From 1993 to 2012, the S&P Index 500 averaged a gain of 8.21% per year.

However, during that same 20 year period, the average equity fund investor had an average annual gain of only 4.25%.  

Had the average equity fund investor just bought a low-cost S&P 500 Index fund and held it, he/she would have almost doubled their rate of return.

The underperformance was due to investor behaviour such as market timing and chasing hot funds.

Had these investors been long-term, buy-and-hold investors, they would have earned close to the market's returns.

When the average investor underperforms the index by such a significant amount, it is clear that most are playing with a bad set of guidelines or none at all.

A one-time investment of $10,000 invested at 8% compounds to $46,610 in 20 years.

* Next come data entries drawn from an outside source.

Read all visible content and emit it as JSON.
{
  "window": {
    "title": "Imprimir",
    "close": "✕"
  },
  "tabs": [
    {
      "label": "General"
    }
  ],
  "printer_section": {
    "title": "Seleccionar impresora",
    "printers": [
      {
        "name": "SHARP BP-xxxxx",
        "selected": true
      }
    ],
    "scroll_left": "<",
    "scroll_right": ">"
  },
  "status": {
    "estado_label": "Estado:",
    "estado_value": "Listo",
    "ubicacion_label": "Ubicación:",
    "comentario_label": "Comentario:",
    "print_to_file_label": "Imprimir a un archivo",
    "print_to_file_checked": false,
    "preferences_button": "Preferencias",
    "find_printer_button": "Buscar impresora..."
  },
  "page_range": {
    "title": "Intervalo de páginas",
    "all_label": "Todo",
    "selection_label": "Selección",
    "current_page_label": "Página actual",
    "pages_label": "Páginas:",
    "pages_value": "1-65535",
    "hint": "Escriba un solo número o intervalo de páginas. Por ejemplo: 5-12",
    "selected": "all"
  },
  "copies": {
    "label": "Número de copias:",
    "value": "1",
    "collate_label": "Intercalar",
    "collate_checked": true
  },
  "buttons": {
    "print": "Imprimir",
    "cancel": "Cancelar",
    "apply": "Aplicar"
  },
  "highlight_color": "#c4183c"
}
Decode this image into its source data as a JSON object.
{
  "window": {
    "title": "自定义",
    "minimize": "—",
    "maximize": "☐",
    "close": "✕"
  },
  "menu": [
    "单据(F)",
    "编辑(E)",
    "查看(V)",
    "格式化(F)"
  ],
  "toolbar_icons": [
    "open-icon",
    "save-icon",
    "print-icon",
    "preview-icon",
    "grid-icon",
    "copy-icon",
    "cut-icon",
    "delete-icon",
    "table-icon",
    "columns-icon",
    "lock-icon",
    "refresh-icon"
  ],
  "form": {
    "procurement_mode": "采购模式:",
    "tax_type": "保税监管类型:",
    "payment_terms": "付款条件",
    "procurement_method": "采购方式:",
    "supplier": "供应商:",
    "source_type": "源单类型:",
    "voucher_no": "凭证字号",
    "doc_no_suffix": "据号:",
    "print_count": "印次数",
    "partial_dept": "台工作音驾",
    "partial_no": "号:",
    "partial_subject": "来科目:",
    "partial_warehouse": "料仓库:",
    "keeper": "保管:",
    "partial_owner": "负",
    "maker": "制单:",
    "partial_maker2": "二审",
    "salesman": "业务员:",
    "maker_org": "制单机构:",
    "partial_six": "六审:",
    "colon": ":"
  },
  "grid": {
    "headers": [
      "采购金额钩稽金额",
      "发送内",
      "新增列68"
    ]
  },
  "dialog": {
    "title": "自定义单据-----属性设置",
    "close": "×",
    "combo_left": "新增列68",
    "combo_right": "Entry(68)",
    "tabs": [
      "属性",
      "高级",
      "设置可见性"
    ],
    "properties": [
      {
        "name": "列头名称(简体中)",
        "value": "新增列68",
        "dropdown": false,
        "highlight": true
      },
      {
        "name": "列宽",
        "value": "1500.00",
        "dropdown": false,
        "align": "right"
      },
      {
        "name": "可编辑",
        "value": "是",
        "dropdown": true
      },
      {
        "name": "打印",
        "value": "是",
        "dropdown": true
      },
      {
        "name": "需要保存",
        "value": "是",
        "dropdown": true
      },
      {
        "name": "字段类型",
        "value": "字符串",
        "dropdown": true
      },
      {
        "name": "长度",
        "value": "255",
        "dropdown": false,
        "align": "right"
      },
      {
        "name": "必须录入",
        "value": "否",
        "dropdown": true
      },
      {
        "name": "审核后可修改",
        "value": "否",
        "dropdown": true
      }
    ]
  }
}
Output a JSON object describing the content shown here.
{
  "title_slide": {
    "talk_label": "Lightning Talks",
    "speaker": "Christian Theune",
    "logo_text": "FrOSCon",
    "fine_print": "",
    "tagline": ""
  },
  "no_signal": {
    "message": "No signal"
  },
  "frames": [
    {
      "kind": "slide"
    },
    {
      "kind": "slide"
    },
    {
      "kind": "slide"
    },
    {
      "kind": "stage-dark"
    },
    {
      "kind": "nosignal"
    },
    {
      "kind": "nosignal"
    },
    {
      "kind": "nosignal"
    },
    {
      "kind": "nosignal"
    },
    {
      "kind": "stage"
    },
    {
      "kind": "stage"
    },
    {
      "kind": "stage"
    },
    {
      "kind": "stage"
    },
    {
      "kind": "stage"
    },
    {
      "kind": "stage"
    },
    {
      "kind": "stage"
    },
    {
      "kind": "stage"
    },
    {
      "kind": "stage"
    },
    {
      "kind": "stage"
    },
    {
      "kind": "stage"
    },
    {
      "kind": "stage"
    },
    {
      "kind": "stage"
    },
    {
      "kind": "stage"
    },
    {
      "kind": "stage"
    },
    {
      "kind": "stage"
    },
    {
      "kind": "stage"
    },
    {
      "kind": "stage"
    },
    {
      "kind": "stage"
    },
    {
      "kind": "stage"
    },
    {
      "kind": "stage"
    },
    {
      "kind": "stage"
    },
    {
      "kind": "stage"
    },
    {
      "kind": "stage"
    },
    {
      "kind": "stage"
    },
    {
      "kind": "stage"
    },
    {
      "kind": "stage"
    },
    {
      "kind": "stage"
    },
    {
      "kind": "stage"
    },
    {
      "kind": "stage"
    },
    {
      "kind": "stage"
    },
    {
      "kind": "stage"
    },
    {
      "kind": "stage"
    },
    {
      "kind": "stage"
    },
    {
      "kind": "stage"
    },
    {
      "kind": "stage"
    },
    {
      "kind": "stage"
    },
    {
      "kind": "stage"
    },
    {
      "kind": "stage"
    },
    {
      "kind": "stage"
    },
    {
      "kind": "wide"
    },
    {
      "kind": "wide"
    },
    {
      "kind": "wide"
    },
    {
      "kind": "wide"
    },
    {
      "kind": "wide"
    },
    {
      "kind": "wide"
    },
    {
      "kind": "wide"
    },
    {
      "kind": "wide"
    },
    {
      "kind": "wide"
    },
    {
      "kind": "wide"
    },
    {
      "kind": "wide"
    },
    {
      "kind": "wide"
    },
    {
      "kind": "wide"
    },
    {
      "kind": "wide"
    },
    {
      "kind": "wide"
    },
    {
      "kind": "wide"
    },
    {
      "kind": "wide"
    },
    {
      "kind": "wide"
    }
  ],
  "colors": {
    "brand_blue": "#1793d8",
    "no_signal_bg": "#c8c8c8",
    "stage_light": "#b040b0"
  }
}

The same $10,000 invested over the same period at 4.25% compounds to only $22,989.

Short-run performance of the stock market is random, unpredictable and very volatile

The short-run performance of the stock market is random, unpredictable and for most people, nerve-racking.

The next time you hear someone saying that he/she knows how the stock market or any given stock is going to perform in the next few weeks, months, or years, you can be sure they are either lying or self-delusional.

The long-term trend of the stock market is up and its performance consistent

There is more than 200 years of U.S. stock market history and the long-term trend is up.  

Over the long term, stock market performance has been rather consistent.

During any 50-year period, it provided an average after-inflation return of between 5 and 7 percent per year.

If you invested in a well-diversified basket of stocks and left them alone, the purchasing power of your investment would have doubled roughly every 12 years.

Stocks over the long-run offer the greatest potentials return of any investment

Although long-term returns are fairly consistent, short-term returns are much volatile.  

Stocks over the long-run offer the greatest potential return of any investment, but the short-run roller-coaster rides can be a nightmare for those who don't understand the market and lack a sound investment plan to cope with it.  

The 1990s were stellar years for stocks but the 1930s were a disaster.